The image shown above is a rendering of the HARBORcenter – the Sabres’ proposed hotel, restaurant, retail, and indoor hockey destination planned for construction on the long-abandoned Webster Block. It’s no Fallingwater, but it doesn’t need to be. It’s not ugly and it’s wholly functional, and will bring people and their money to a fledgling entertainment district that’s growing in fits and starts of its own accord.
Buffalo antideveloper Tim Tielman has started a company named after the “neighborhood workshops” that have been part and parcel of the formulation and implementation of Buffalo’s soon-to-be “Green Code” zoning law. On Tuesday, Tielman, on behalf of his “Neighborhood Workshop, LLC” appeared before the Planning Board to complain about how the Pegula-led “HARBORCenter” project for the Webster Block isn’t pretty enough for him and his client, Hi-Temp Fabrications, which occupies an eyesore across the street from an HSBC Atrium surface lot.
Four speakers, including the owner of a neighboring business, spoke against the project during a City Hall public hearing today.
Speakers said the development would contribute to congestion and that it did not resemble historic architecture styles.
“The central planning issue that we’re facing in Buffalo today … is how to connect downtown to the waterfront,” said Tim Tielman, whose Neighborhood Workshop consultancy developed an alternative concept on behalf of John and Shelley McKendry, who own Hi-Temp Fabrication, at 79 Perry St. Tielman said the project adds to the separation of downtown and the water, as the Skyway does.

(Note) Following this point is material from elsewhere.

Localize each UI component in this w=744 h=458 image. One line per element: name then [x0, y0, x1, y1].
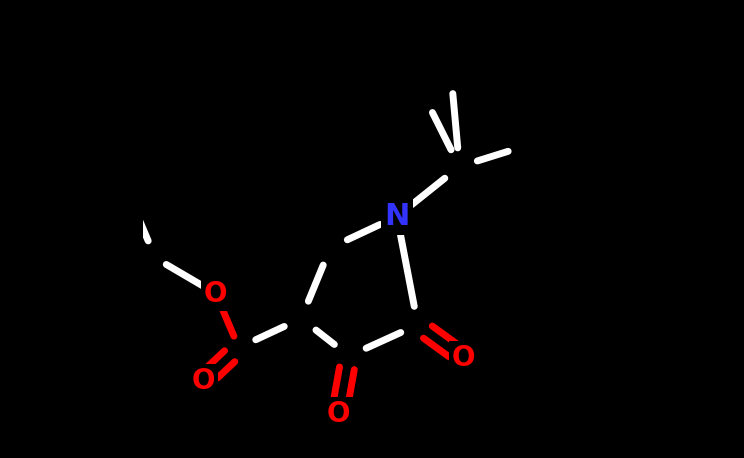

Yes, it’s time to hold our horses and literally obstruct something being planned imminently to replace a surface parking lot. Perhaps we can make it more historically interpretive by adding hay bales and hitching posts? A museum of downtown surface parking might be good for the cultural tourists? Or maybe we can just re-pave and re-stripe the lot? Perhaps we can retain Fred Kent and his extortionate traveling “placemaking” salon to discuss “flexible lawns” and colorful benches? Where are the solar-powered carousels?
Better yet, maybe we can tell the Sabres to go to hell and construct some ugly hodgepodge of buildings with outdoor rinks as an afterthought up on the roof.

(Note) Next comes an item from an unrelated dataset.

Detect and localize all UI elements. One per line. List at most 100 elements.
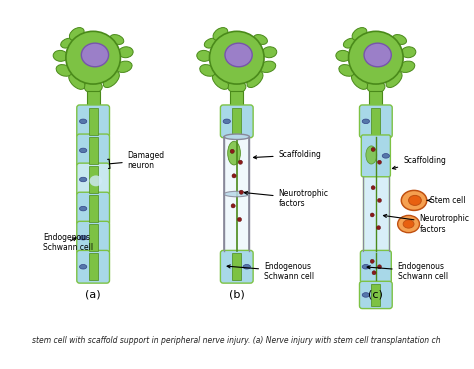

Mr. Tielman and his uncharacteristically disclosed patrons are coming to protect downtown’s connection to the waterfront – that is, if you ignore the fact that the railyard and the really big hockey arena both do that very thing already.
Who are we in Buffalo to expect or want a nice hotel and hockey facility to help build on a solid entertainment district foundation now anchored by CanalSide, First Niagara Center, and Helium Comedy Club?
If Hi-Temp Fabrications wants to weigh in on a development’s design, it should invest in the development or buy the parcel. The 11th hour unwanted micromanagement of a $170 million hockey destination and for what? For this eyesore, which looks like a Crayola marker box come to life; Curaçao by the Arena.
This isn’t a case for historic preservation or even one where a better design is being proposed in place of an existing one. This is about ego, power, and subjective design prejudices. That hotel would look great in coastal Florida. In 1977. Those little phony colorful row houses look as stupid as they do out of place. The idea of outdoor rinks completely flies in the face of the Sabres’ intent – to design a destination Division 1 AAA hockey facility to attract tournaments of all ages from all over. Just leave the Sabres alone. When it comes to attracting people and money, they’ve already got things figured out pretty well.